Теперь, после постгумбинненских распоряжений главнокомандующего армиями Северо-Западного фронта, 2-я армия освобождалась для маневра, но зато 1-я армия окончательно лишилась этой самой свободы маневрирования: вспомним, что 1-я армия имела в своем составе всего лишь три армейских корпуса (без 2-го корпуса). Если же исходить из данных высших штабов, то выходило, что эти три корпуса должны были действовать против гарнизонов Летцена (не менее бригады: русские не знали, что 6-я ландверная бригада, составлявшая костяк гарнизона, была выведена Людендорфом для удара по 2-й русской армии), а также Кенигсберга (два армейских корпуса плюс гарнизон).
Выходило, что в численном отношении 1-я армия даже не превосходила численность войск противника, сосредоточенных в крепостях. Другое дело, что русские ошибались, но ведь даже и тогда 1-я армия могла взять решительным штурмом разве только Летцен: два корпуса с западной стороны и перебрасываемый с восточной стороны Мазурских озер 2-й армейский корпус из состава 2-й армии.
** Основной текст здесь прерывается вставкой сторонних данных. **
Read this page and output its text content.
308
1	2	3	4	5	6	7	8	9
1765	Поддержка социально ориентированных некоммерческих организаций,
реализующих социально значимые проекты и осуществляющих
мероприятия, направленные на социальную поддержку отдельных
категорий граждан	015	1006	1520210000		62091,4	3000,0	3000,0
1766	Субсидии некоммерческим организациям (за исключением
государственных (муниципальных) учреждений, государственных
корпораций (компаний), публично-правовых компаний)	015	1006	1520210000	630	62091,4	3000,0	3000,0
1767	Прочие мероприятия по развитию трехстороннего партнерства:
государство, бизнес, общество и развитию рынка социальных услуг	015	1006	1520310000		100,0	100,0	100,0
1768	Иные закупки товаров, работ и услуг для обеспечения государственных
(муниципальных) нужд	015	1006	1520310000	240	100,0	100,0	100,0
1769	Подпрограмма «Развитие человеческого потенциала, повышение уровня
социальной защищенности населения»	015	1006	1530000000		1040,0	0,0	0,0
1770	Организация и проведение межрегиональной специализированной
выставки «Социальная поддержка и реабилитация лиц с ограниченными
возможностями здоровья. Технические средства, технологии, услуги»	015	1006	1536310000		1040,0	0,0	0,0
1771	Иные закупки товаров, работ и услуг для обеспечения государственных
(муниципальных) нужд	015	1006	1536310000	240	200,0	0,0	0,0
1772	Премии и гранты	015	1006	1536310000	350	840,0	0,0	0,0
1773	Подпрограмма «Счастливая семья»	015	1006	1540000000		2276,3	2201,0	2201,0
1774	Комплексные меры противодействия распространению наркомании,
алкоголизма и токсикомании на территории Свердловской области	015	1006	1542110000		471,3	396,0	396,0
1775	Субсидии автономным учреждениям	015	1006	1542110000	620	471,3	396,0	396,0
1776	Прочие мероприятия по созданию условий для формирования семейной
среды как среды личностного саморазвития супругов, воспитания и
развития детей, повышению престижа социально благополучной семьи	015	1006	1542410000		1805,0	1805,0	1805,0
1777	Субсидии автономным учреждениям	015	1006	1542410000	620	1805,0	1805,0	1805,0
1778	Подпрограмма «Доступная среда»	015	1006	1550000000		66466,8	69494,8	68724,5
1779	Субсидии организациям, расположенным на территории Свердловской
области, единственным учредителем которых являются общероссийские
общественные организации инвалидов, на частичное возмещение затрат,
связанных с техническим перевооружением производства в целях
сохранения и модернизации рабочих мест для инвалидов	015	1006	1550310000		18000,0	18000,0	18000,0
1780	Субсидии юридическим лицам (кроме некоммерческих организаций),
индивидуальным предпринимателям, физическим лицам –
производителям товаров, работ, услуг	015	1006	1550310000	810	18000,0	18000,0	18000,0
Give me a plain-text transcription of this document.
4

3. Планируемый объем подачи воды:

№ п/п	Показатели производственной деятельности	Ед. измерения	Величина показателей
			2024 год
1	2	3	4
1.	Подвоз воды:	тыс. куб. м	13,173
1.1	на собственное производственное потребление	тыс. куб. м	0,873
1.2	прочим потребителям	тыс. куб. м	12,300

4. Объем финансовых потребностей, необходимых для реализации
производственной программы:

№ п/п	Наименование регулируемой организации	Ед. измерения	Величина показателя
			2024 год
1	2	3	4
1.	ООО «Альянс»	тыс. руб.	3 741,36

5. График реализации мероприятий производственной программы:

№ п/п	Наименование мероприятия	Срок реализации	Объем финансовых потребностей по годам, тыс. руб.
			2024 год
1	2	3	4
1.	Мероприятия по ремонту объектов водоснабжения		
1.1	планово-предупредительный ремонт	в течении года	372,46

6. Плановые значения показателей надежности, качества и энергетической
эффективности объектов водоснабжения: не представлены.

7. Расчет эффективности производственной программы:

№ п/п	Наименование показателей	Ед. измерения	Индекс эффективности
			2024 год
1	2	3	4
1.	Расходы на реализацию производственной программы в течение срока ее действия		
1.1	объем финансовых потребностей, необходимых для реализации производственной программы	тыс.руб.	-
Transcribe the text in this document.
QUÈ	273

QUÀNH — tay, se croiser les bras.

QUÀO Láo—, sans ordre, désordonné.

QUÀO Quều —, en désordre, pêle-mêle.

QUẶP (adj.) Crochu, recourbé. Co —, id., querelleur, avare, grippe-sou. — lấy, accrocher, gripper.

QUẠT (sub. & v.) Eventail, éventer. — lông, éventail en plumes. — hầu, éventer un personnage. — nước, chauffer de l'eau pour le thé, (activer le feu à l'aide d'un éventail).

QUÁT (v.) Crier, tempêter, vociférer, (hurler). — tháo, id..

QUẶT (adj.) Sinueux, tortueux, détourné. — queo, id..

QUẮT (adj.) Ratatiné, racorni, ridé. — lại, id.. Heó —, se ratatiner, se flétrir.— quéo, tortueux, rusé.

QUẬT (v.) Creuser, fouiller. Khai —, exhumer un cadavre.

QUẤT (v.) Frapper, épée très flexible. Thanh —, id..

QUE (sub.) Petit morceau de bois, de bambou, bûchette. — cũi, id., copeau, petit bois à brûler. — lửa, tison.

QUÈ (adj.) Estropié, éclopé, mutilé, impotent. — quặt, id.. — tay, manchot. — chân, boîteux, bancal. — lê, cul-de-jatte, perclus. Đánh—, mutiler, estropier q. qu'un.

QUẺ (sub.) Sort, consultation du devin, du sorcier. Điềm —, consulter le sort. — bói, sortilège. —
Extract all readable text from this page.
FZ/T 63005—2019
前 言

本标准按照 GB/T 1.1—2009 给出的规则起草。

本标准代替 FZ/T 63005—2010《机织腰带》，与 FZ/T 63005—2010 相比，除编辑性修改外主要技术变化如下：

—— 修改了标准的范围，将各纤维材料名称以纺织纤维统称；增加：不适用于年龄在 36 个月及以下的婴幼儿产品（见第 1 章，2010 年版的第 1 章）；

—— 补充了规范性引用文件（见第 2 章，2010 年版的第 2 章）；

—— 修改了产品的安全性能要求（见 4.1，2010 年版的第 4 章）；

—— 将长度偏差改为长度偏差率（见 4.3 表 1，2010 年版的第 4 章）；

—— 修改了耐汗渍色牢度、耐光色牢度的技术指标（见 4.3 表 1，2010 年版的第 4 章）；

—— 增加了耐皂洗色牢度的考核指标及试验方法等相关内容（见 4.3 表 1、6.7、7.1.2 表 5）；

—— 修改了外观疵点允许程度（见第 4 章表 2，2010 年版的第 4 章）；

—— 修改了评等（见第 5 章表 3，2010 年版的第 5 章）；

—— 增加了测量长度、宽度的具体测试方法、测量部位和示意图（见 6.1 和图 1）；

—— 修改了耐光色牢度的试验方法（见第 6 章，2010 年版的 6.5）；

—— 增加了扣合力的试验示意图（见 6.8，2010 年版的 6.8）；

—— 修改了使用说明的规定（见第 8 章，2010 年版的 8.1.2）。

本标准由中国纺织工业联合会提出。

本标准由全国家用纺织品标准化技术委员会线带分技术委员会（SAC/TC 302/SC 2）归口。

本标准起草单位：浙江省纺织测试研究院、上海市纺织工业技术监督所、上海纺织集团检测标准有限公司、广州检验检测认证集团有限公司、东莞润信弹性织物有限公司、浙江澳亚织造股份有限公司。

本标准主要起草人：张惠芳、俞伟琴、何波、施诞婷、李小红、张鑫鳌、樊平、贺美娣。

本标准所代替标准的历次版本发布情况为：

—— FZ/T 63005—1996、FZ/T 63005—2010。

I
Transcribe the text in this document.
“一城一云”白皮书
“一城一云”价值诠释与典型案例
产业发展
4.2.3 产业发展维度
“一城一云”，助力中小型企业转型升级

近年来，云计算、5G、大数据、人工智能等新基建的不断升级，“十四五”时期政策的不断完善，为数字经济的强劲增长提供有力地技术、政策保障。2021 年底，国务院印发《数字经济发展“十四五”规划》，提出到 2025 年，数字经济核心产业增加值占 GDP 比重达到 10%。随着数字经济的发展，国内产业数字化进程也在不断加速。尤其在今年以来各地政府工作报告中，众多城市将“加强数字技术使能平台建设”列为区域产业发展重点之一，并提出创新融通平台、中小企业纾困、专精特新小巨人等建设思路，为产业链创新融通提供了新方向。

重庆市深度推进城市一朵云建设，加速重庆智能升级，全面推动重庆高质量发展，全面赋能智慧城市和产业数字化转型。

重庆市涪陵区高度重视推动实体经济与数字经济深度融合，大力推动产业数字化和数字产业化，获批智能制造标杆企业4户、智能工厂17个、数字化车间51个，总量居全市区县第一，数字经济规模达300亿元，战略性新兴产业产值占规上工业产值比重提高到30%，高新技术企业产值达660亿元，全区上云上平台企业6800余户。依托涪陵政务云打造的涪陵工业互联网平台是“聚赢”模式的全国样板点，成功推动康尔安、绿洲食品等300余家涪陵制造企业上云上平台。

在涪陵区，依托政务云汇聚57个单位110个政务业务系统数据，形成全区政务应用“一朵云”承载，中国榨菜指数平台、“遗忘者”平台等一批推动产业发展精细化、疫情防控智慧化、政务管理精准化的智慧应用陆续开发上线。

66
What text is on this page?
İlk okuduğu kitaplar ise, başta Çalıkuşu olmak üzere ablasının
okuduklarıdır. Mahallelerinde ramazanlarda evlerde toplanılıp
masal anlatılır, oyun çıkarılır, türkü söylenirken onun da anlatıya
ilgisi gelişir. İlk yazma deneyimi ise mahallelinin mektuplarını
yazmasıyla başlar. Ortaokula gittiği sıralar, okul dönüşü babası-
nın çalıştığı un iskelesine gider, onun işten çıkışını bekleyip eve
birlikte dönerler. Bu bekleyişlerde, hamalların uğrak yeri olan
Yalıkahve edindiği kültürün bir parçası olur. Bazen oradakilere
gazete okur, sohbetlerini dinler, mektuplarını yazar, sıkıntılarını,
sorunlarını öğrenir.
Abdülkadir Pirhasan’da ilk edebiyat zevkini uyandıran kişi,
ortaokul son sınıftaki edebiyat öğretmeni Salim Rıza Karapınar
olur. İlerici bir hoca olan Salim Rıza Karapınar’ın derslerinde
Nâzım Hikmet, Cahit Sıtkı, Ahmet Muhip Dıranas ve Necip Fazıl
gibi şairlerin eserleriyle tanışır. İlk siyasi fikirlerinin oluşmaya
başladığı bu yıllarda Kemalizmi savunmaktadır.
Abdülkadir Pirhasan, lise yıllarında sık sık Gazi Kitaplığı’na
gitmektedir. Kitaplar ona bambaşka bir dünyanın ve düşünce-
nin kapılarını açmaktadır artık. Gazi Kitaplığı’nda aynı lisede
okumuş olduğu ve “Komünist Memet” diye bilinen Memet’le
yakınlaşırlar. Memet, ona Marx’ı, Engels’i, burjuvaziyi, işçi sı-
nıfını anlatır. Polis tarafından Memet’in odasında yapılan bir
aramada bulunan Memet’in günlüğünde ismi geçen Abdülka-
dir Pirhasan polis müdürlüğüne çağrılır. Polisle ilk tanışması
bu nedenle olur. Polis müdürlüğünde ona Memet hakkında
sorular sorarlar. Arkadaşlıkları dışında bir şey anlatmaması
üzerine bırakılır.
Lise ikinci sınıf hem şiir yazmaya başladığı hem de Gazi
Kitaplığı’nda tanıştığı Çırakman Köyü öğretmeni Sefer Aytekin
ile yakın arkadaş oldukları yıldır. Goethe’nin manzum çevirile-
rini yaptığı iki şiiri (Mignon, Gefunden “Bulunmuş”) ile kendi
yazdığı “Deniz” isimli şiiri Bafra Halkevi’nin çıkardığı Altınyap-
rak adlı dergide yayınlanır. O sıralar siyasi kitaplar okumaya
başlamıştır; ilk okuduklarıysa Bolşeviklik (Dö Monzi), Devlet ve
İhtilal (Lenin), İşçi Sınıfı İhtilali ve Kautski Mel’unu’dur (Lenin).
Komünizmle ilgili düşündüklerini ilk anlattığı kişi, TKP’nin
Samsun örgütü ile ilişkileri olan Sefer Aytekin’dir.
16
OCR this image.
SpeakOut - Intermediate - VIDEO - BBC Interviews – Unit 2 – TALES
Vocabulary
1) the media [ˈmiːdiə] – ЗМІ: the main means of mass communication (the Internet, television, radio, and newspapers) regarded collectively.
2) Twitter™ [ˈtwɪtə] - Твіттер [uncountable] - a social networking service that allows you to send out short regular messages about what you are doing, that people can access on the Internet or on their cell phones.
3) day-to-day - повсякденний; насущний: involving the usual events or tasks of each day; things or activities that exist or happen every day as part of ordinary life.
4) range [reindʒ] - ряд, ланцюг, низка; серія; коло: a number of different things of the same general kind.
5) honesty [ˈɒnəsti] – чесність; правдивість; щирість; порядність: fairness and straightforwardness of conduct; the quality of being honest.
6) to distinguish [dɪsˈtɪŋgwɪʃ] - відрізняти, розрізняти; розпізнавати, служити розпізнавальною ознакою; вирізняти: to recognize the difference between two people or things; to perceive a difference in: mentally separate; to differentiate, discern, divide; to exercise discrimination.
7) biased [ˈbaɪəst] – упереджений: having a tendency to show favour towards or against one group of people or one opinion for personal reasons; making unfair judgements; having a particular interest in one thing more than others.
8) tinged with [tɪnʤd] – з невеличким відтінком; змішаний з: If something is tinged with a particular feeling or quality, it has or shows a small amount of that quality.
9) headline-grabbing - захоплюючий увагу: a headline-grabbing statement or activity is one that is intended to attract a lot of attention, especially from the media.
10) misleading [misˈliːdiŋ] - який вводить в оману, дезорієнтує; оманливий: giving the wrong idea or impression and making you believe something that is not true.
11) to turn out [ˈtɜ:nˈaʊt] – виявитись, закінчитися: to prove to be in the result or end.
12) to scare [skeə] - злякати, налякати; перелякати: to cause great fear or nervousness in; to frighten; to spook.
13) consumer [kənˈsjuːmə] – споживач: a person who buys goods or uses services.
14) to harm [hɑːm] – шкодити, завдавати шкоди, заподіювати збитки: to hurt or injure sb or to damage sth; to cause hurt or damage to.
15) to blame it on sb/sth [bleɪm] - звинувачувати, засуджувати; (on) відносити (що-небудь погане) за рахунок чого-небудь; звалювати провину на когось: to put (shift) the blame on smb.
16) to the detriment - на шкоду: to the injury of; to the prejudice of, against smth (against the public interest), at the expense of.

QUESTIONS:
Ведь передача Летцена в полосу ответственности 1-й армии означала, что в 1-ю армию будет передан один армейский корпус из 2-й армии как раз для штурма линии Летценских укреплений.
В итоге 70 % группировки 1-й армии блокировало неприятельские крепости, а еще 30 % – прикрывало тылы блокирующих войск. Эволюция 1-й армии в фактически Блокадный корпус стала реальным фактом. Советская редакция в предисловии к сборнику документов справедливо отметила: «В конечном счете, русское фронтовое командование и командование 1-й русской армии отвлекли половину войск 1-й армии на Кенигсберг для обложения этой крепости. А другую половину армии остановили до тех пор, пока не будет закончено это обложение, предоставив 2-ю армию самой себе в предстоящей ей борьбе против 8-й германской армии западнее Мазурских озер»[130].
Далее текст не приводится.